Even though it was probably not the lawmakers' intention to exclude apartment units located in family houses or other buildings from the above mentioned exemption, which the explanatory memorandum confirms, the current wording of the act suggests this conclusion. The impossibility of the exemption is valid, in this case, from 1 January 2014, i.e. from the date the legislative measure became effective, and it was not influenced by the amendment effective from 1 November 2016. The amendment introduced certain changes to the exemption of new buildings, but apartment units not located in residential buildings were not explicitly included in the exemption. However, there is a draft of an amendment in the Chamber of Deputies which should allow exemption of the transfer of apartment units in family houses.
The General Financial Directorate admits that, in real life, the financial administration accepted exemptions related to the transfer of a new apartment unit in a family house or other building in the past, but such an approach was not correct. This is why the General Financial Directorate published an announcement which calls attention to the issue; the GFD also appeals to tax payers who applied the exemptions in conflict with the current wording of the legislative measure for submitting tax returns and paying the additional tax. Simultaneously, information related to the issue has been published saying that there is a possibility of requesting a deferment of the tax payment and waiving accession of the tax because, according to the respective law, late payment interest accrues.

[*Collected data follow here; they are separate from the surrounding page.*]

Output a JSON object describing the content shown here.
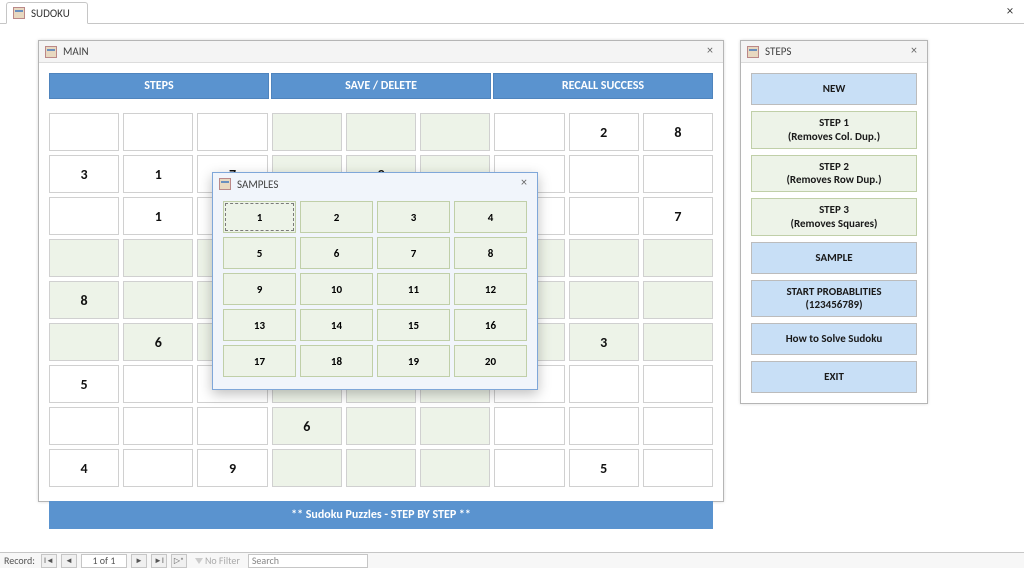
{
  "app": {
    "tab_label": "SUDOKU"
  },
  "main": {
    "title": "MAIN",
    "hdr": {
      "steps": "STEPS",
      "savedel": "SAVE / DELETE",
      "recall": "RECALL SUCCESS"
    },
    "footer": "** Sudoku Puzzles - STEP BY STEP **",
    "cells": [
      "",
      "",
      "",
      "",
      "",
      "",
      "",
      "2",
      "8",
      "3",
      "1",
      "7",
      "",
      "9",
      "",
      "",
      "",
      "",
      "",
      "1",
      "",
      "",
      "",
      "",
      "",
      "",
      "7",
      "",
      "",
      "",
      "",
      "",
      "",
      "",
      "",
      "",
      "8",
      "",
      "",
      "",
      "",
      "",
      "",
      "",
      "",
      "",
      "6",
      "",
      "",
      "",
      "",
      "",
      "3",
      "",
      "5",
      "",
      "",
      "",
      "",
      "",
      "",
      "",
      "",
      "",
      "",
      "",
      "6",
      "",
      "",
      "",
      "",
      "",
      "4",
      "",
      "9",
      "",
      "",
      "",
      "",
      "5",
      ""
    ]
  },
  "steps": {
    "title": "STEPS",
    "new": "NEW",
    "s1a": "STEP 1",
    "s1b": "(Removes Col. Dup.)",
    "s2a": "STEP 2",
    "s2b": "(Removes Row Dup.)",
    "s3a": "STEP 3",
    "s3b": "(Removes Squares)",
    "sample": "SAMPLE",
    "startA": "START PROBABLITIES",
    "startB": "(123456789)",
    "howto": "How to Solve Sudoku",
    "exit": "EXIT"
  },
  "samples": {
    "title": "SAMPLES",
    "items": [
      "1",
      "2",
      "3",
      "4",
      "5",
      "6",
      "7",
      "8",
      "9",
      "10",
      "11",
      "12",
      "13",
      "14",
      "15",
      "16",
      "17",
      "18",
      "19",
      "20"
    ]
  },
  "status": {
    "record_label": "Record:",
    "pos": "1 of 1",
    "no_filter": "No Filter",
    "search_placeholder": "Search"
  }
}
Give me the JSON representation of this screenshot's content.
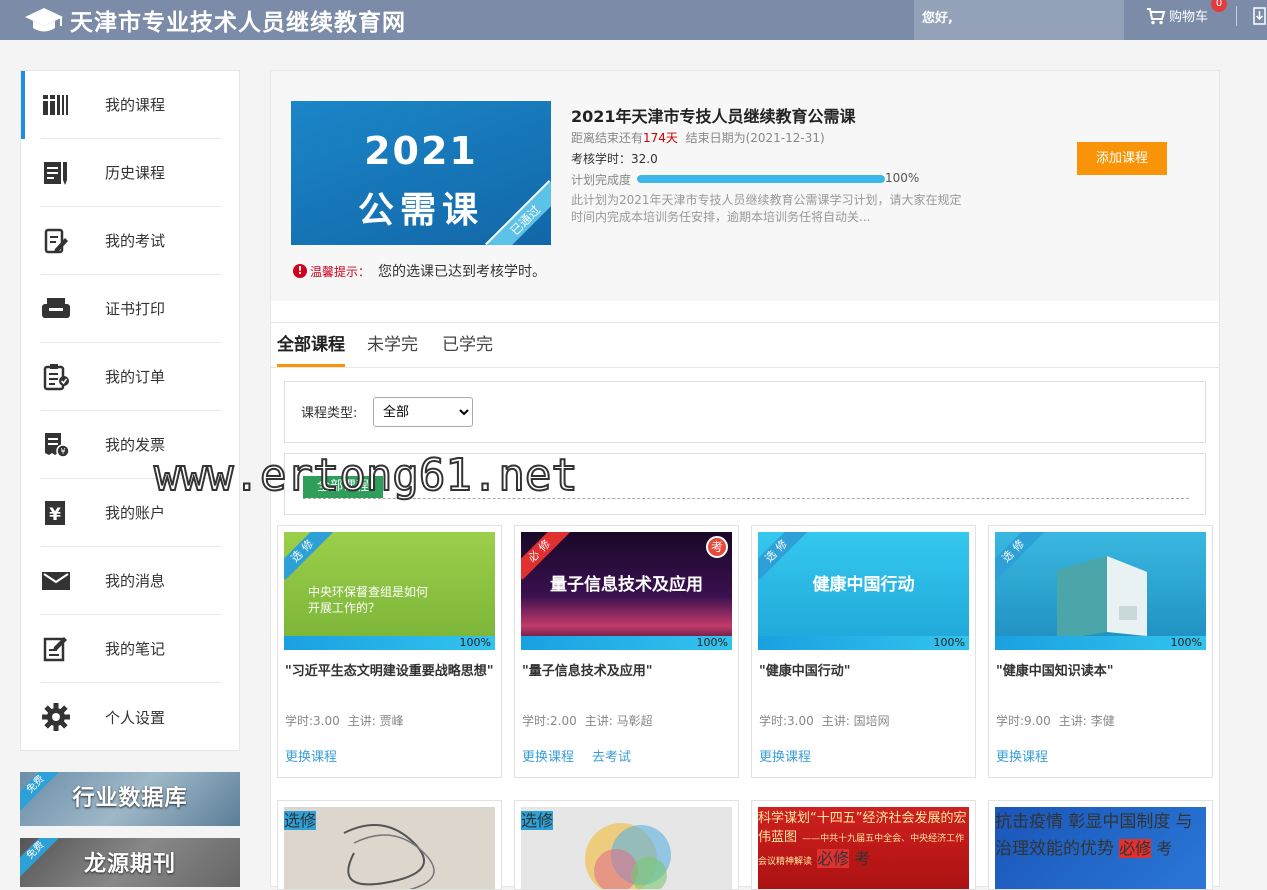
{
  "header": {
    "site_title": "天津市专业技术人员继续教育网",
    "greeting": "您好,",
    "cart_label": "购物车",
    "cart_count": "0"
  },
  "sidebar": {
    "items": [
      {
        "label": "我的课程",
        "icon": "books-icon"
      },
      {
        "label": "历史课程",
        "icon": "notebook-pen-icon"
      },
      {
        "label": "我的考试",
        "icon": "exam-edit-icon"
      },
      {
        "label": "证书打印",
        "icon": "printer-icon"
      },
      {
        "label": "我的订单",
        "icon": "clipboard-check-icon"
      },
      {
        "label": "我的发票",
        "icon": "invoice-icon"
      },
      {
        "label": "我的账户",
        "icon": "yen-wallet-icon"
      },
      {
        "label": "我的消息",
        "icon": "envelope-icon"
      },
      {
        "label": "我的笔记",
        "icon": "note-edit-icon"
      },
      {
        "label": "个人设置",
        "icon": "gear-icon"
      }
    ],
    "banners": [
      {
        "tag": "免费",
        "label": "行业数据库"
      },
      {
        "tag": "免费",
        "label": "龙源期刊"
      }
    ]
  },
  "plan": {
    "image_year": "2021",
    "image_kind": "公需课",
    "image_badge": "已通过",
    "title": "2021年天津市专技人员继续教育公需课",
    "remain_prefix": "距离结束还有",
    "remain_days": "174天",
    "end_date": "结束日期为(2021-12-31)",
    "hours": "考核学时：32.0",
    "progress_label": "计划完成度",
    "progress_value": "100%",
    "progress_fraction": 1.0,
    "description": "此计划为2021年天津市专技人员继续教育公需课学习计划，请大家在规定时间内完成本培训务任安排，逾期本培训务任将自动关...",
    "add_button": "添加课程",
    "warning_label": "温馨提示：",
    "warning_text": "您的选课已达到考核学时。"
  },
  "tabs": [
    "全部课程",
    "未学完",
    "已学完"
  ],
  "filter": {
    "label": "课程类型:",
    "selected": "全部"
  },
  "section": {
    "tag": "全部课程"
  },
  "watermark": "www.ertong61.net",
  "courses": [
    {
      "ribbon": "选修",
      "ribbon_color": "#2ea0d8",
      "thumb_color": "#8cc540",
      "thumb_text": "中央环保督查组是如何开展工作的？",
      "exam": "",
      "progress": "100%",
      "title": "\"习近平生态文明建设重要战略思想\"",
      "hours": "学时:3.00",
      "speaker": "主讲: 贾峰",
      "actions": [
        "更换课程"
      ]
    },
    {
      "ribbon": "必修",
      "ribbon_color": "#e03030",
      "thumb_color": "#2a0d3a",
      "thumb_text": "量子信息技术及应用",
      "exam": "考",
      "progress": "100%",
      "title": "\"量子信息技术及应用\"",
      "hours": "学时:2.00",
      "speaker": "主讲: 马彰超",
      "actions": [
        "更换课程",
        "去考试"
      ]
    },
    {
      "ribbon": "选修",
      "ribbon_color": "#2ea0d8",
      "thumb_color": "#2bbfe6",
      "thumb_text": "健康中国行动",
      "exam": "",
      "progress": "100%",
      "title": "\"健康中国行动\"",
      "hours": "学时:3.00",
      "speaker": "主讲: 国培网",
      "actions": [
        "更换课程"
      ]
    },
    {
      "ribbon": "选修",
      "ribbon_color": "#2ea0d8",
      "thumb_color": "#2fb0d8",
      "thumb_text": "",
      "exam": "",
      "progress": "100%",
      "title": "\"健康中国知识读本\"",
      "hours": "学时:9.00",
      "speaker": "主讲: 李健",
      "actions": [
        "更换课程"
      ]
    }
  ],
  "courses_row2": [
    {
      "ribbon": "选修",
      "ribbon_color": "#2ea0d8",
      "thumb_color": "#ddd6cc",
      "thumb_text": "",
      "exam": ""
    },
    {
      "ribbon": "选修",
      "ribbon_color": "#2ea0d8",
      "thumb_color": "#e4e4e4",
      "thumb_text": "",
      "exam": ""
    },
    {
      "ribbon": "必修",
      "ribbon_color": "#e03030",
      "thumb_color": "#c41a1a",
      "thumb_text": "科学谋划“十四五”经济社会发展的宏伟蓝图",
      "thumb_sub": "——中共十九届五中全会、中央经济工作会议精神解读",
      "exam": "考"
    },
    {
      "ribbon": "必修",
      "ribbon_color": "#e03030",
      "thumb_color": "#1c5fc0",
      "thumb_text": "抗击疫情 彰显中国制度",
      "thumb_sub": "与治理效能的优势",
      "exam": "考"
    }
  ]
}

We assume that the financial administration may focus on cases like this, and if the tax payers do not submit their tax returns, the financial administration will assess the tax and interest. If you believe the above-mentioned issue is relevant for you, you can contact us for further information and resolving any issues.
The tax regime of individuals operating photovoltaic power stations under 10 kW
In 2016, a new provision was added to Sec. 10 of the Income Tax Act, under which incomes from operating power stations that do not need a licence granted by the Energy Regulatory Office are considered other income, which means these are not taxed as incomes from self-employment. This change was intended to affect operators of power stations under 10 kW. By classifying such incomes as other income, the income is not subject to social and health insurance contributions. On the other hand, some related costs cannot be deducted.
The General Financial Directorate has now published an opinion saying that incomes from small photovoltaic power stations under 10 kW should be taxed as incomes from self-employment if the individual produces electricity not only for its own consumption but also supplies the produced energy to the electricity network and receives income from it because, according to the ERO's opinion, this requires a licence. The possibility of taxing such an income under Section 10 does not apply to anybody since it is assumed that, if an individual produces electricity for its own consumption only, such activity does not generate any taxable income.
The newly published opinion can negatively influence those who applied the originally introduced intent to the 2016 income taxation (in real life, the intent was practised by some tax administrators, social security administrators, and health insurances) and taxed the income from electricity production as other income without paying insurance contributions.